Data is separated into chunks and loaded one chunk at a time. Loads the data off of the main thread.

__init__(opt, shared=None)[source]
abstract get_num_samples(opt: Opt) Tuple[int, int][source]

[Abstract] Return the number of samples.

Returns a tuple of (num_examples, num_episodes) based on the data split.

abstract get_fold_chunks(opt: Opt) List[int][source]

[Abstract] Return a list of chunk IDs (integer).

Given the datatype (train/test/valid), return the list of chunk IDs that correspond to that split.

get_buffersize()[source]

Size of buffer.

Override this in your child class to change the buffer size.

share()[source]

Share the data and dataloader.

num_episodes()[source]

Get the number of episodes in this dataset.

num_examples()[source]

Get the total number of examples in this dataset.

next_episode_idx()[source]

Return the next episode index.

Parameters
  • num_eps – default None uses num_episodes value.

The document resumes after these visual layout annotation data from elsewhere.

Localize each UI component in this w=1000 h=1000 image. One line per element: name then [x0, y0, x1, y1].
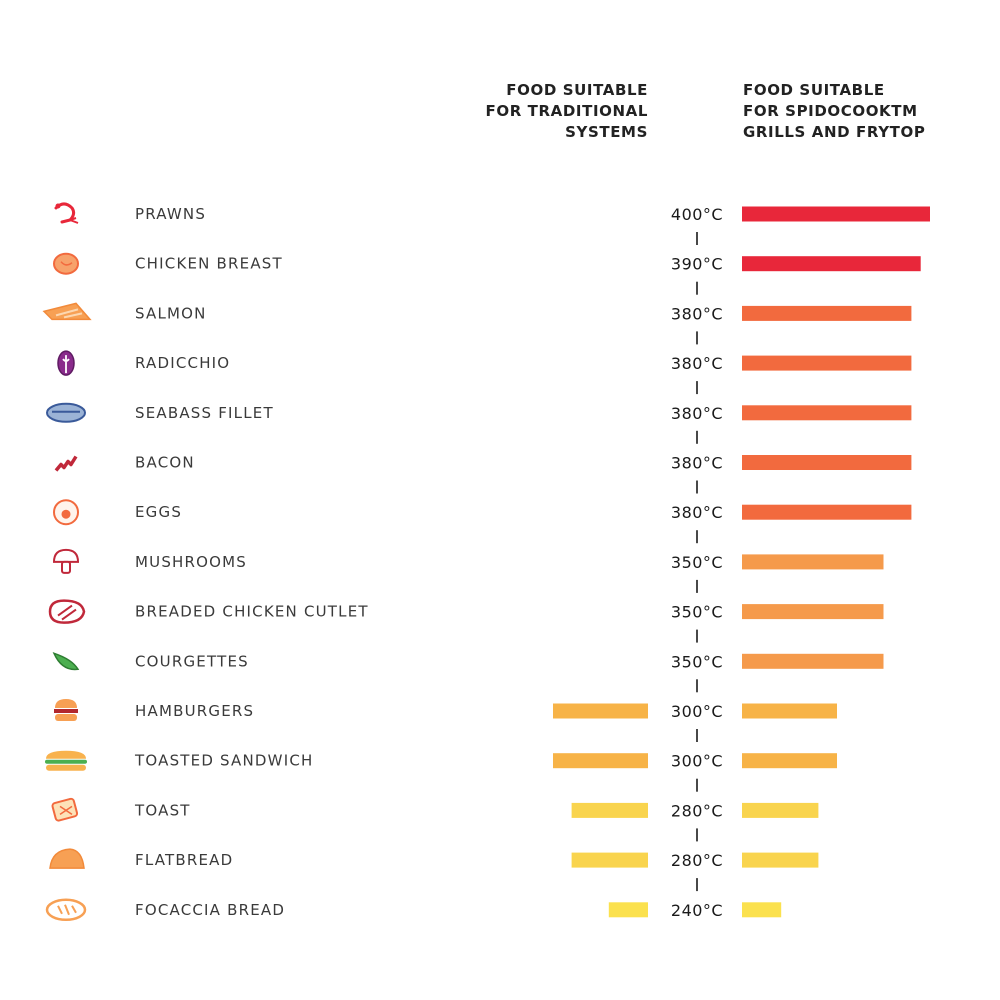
header-spidocook: FOOD SUITABLE FOR SPIDOCOOKTM GRILLS AND… [743, 80, 963, 143]
food-label: TOASTED SANDWICH [134, 752, 314, 770]
bar-spidocook [742, 703, 837, 719]
bar-spidocook [742, 355, 912, 371]
bar-spidocook [742, 504, 912, 520]
hamburger-icon [54, 699, 78, 721]
temperature-label: 380°C [671, 404, 723, 423]
flatbread-icon [49, 848, 85, 869]
bar-spidocook [742, 604, 884, 620]
radicchio-icon [57, 350, 75, 376]
temperature-label: 350°C [671, 553, 723, 572]
bar-spidocook [742, 852, 819, 868]
food-label: FLATBREAD [135, 851, 233, 869]
food-label: BACON [135, 454, 195, 472]
temperature-label: 300°C [671, 702, 723, 721]
seabass-icon [46, 402, 86, 423]
header-spidocook-line: FOOD SUITABLE [743, 81, 885, 99]
header-traditional-line: FOR TRADITIONAL [485, 102, 648, 120]
temperature-label: 240°C [671, 901, 723, 920]
temperature-label: 280°C [671, 801, 723, 820]
temperature-label: 400°C [671, 205, 723, 224]
header-spidocook-line: FOR SPIDOCOOKTM [743, 102, 918, 120]
toast-icon [51, 797, 79, 822]
breaded-cutlet-icon [48, 599, 86, 624]
food-label: SEABASS FILLET [135, 404, 274, 422]
chicken-breast-icon [53, 252, 79, 275]
food-label: RADICCHIO [135, 354, 230, 372]
header-spidocook-line: GRILLS AND FRYTOP [743, 123, 926, 141]
bar-spidocook [742, 256, 921, 272]
food-label: EGGS [135, 503, 182, 521]
bacon-icon [54, 455, 78, 472]
temperature-label: 380°C [671, 304, 723, 323]
temperature-label: 300°C [671, 752, 723, 771]
header-traditional-line: SYSTEMS [565, 123, 648, 141]
temperature-label: 350°C [671, 603, 723, 622]
food-label: FOCACCIA BREAD [135, 901, 285, 919]
food-label: MUSHROOMS [135, 553, 247, 571]
header-traditional-line: FOOD SUITABLE [506, 81, 648, 99]
bar-spidocook [742, 653, 884, 669]
food-label: TOAST [134, 801, 191, 819]
bar-spidocook [742, 902, 782, 918]
food-label: SALMON [135, 304, 207, 322]
bar-spidocook [742, 753, 837, 769]
bar-spidocook [742, 554, 884, 570]
bar-spidocook [742, 405, 912, 421]
temperature-label: 380°C [671, 354, 723, 373]
bar-traditional [571, 852, 648, 868]
bar-traditional [553, 703, 648, 719]
focaccia-icon [45, 898, 87, 922]
temperature-label: 380°C [671, 503, 723, 522]
temperature-label: 350°C [671, 652, 723, 671]
header-traditional: FOOD SUITABLE FOR TRADITIONAL SYSTEMS [428, 80, 648, 143]
bar-traditional [571, 802, 648, 818]
food-label: BREADED CHICKEN CUTLET [135, 603, 369, 621]
bar-traditional [553, 753, 648, 769]
bar-spidocook [742, 802, 819, 818]
temperature-label: 280°C [671, 851, 723, 870]
temperature-label: 390°C [671, 255, 723, 274]
bar-spidocook [742, 455, 912, 470]
food-label: HAMBURGERS [135, 702, 254, 720]
sandwich-icon [45, 750, 87, 771]
temperature-label: 380°C [671, 454, 723, 473]
food-label: CHICKEN BREAST [135, 255, 283, 273]
bar-spidocook [742, 206, 930, 222]
egg-icon [53, 499, 79, 526]
mushroom-icon [52, 548, 80, 574]
bar-traditional [608, 902, 648, 918]
prawn-icon [54, 202, 79, 224]
bar-spidocook [742, 305, 912, 321]
food-label: PRAWNS [135, 205, 206, 223]
courgette-icon [52, 652, 80, 671]
salmon-icon [42, 302, 92, 321]
food-label: COURGETTES [135, 652, 249, 670]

  • loop – default None loops during training but not evaluation.

receive_data(future)[source]

Receive loaded data and place it onto the sample queue.

Parameters

future – A Future object which will return a value from a call to get_chunk()

abstract load_from_chunk(chunk_idx: int) List[ChunkOutput][source]

[Abstract] Given the chunk index, load examples from that chunk.

Return a list of tuples. The function _create_message will take these tuples to form the Message object that is returned by the teacher.

abstract create_message(queue_output: ChunkOutput, entry_idx=0) Message[source]

[Abstract] Given the tuple output of the queue, return an act.

May depend on entry index if queue output is a multi-turn episode.

get_chunk()[source]

Refill the buffer.

next_example()[source]

Return the next example.

If there are multiple examples in the same episode, returns the next one in that episode. If that episode is over, gets a new episode index and returns the first example of that episode.

get(episode_idx, entry_idx=0)[source]

Get the specified episode and the specified entry in that episode.

Children must override this method in order to inherit the next_example method.

Parameters
  • episode_idx – which episode to return examples from

  • entry_idx – which example to return from the episode. Many datasets have only single-entry episodes, so this defaults to zero.

reset()[source]

Reset the dialog to the start of the epoch, and reset all metrics.

shutdown()[source]

Perform any final cleanup if needed.

parlai.core.teachers.create_task_agent_from_taskname(opt: Opt)[source]

Create task agent(s) assuming the input task_dir:teacher_class.

e.g. def_string is a shorthand path like babi:Task1k:1 or #babi or a complete path like parlai.tasks.babi.agents:Task1kTeacher:1, which essentially performs from parlai.tasks.babi import Task1kTeacher with the parameter 1 in opt['task'] to be used by the class Task1kTeacher.